Crítica | As Vantagens de Ser Invisível (2012): os desajustados também podem viver

Uma bela história sobre adolescentes

As Vantagens de Ser Invisível (The Perks of Being a Wallflower, originalmente) é um filme norte-americano lançado em 21 de setembro de 2012 nos Estados Unidos e em 19 de outubro de 2012 no Brasil. Tendo no seu elenco Logan Lerman (Percy Jackson e o Ladrão de Raios), Emma Watson (Harry Potter e a Pedra Filosofal) e Ezra Miller (Precisamos Falar Sobre O Kevin), o longa foi dirigido e roteirizado por Stephen Chbosky, autor do livro homônimo, cuja crítica encontra-se aqui.

As Vantagens de Ser Invisível (filme)
Percy, Hermione e Flash

O filme conta a história de Charlie (Logan Lerman), um garoto introvertido que está no colégio e tem de lidar com sua doença mental e a morte de um amigo. Sem amigos e se sentindo deslocado, é levado pelos irmãos veteranos Patrick (Ezra Miller) e Sam (Emma Watson) para conhecer um mundo de festas, amizades e relacionamentos amorosos, em meio aos dramas da adolescência.

As atuações do trio principal foram boas. Lerman exibe de forma convincente a hesitação e a falta de confiança de Charlie, com destaque para o olhar vacilante. Ezra, embora competente na irreverência, em alguns momentos do início do filme me passou um ar caricato. Ainda na parte técnica, a trilha sonora e a fotografia trabalharam muito bem juntas em cenas como as na picape e no baile, onde a música não é um mero adereço, mas serve para construir uma atmosfera ao redor do personagem em tela.

A amizade de Charlie, Patrick e Sam é bem desenvolvida, dado o pouco tempo de duração que um filme pode ter. Cenas descompromissadas de Charlie e Sam tornam crível o seu relacionamento amoroso, diferente do namoro com a Mary Elizabeth, que soa abrupto. A sensação de aceleração permeia todo o filme, que parece ser um grande condensado de situações, o que de fato é.

O livro tem o formato de cartas, o que na adaptação acabou gerando inserções avulsas do “Charlie narrador”, as quais pouco se justificam e mais atrapalham do que ajudam.
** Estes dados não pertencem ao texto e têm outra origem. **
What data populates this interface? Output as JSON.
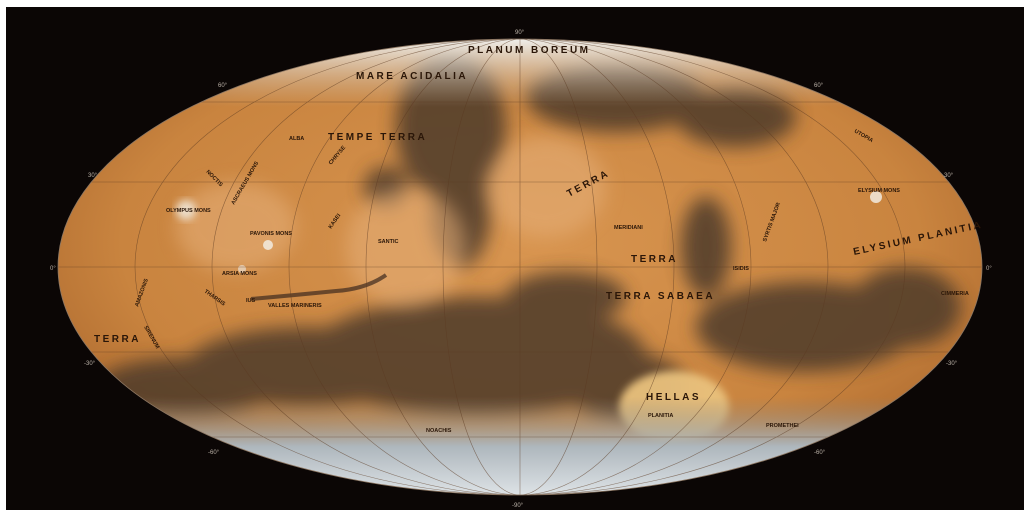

Apesar da revelação sobre a tia Helen, As Vantagens de Ser Invisível tem um enredo fraco, que mais serve como um relato sobre a adolescência do que uma história com começo, meio e fim. Uma boa forma de defini-lo, é como uma experiência marcante, não como um filme bom ou ruim.

O plot twist ao final do filme é mais explícito do que no livro, com repetições do mesmo flashback algumas vezes. Apesar de ser um tema pesado, o resto da trama é tão leve que ele não chega a tornar o filme negativo, e essa é uma das minhas críticas ao livro e ao filme.

Enquanto o livro não explora negativamente todas as situações de risco que aborda, o filme sequer contém várias dessas situações, como a gravidez e o fumo. O balanço geral acaba sendo muito leve, como se o filme romantizasse a adolescência, apesar de ter como protagonista um rapaz cujo melhor amigo se matou.

Outra diferença essencial entre o filme e o livro, é que o filme evita falar sobre a família de Charlie. O plot twist pesado sustenta a qualidade de As Vantagens de Ser Invisível, que é um filme satisfatório, mais romântico e mais leve do que o livro.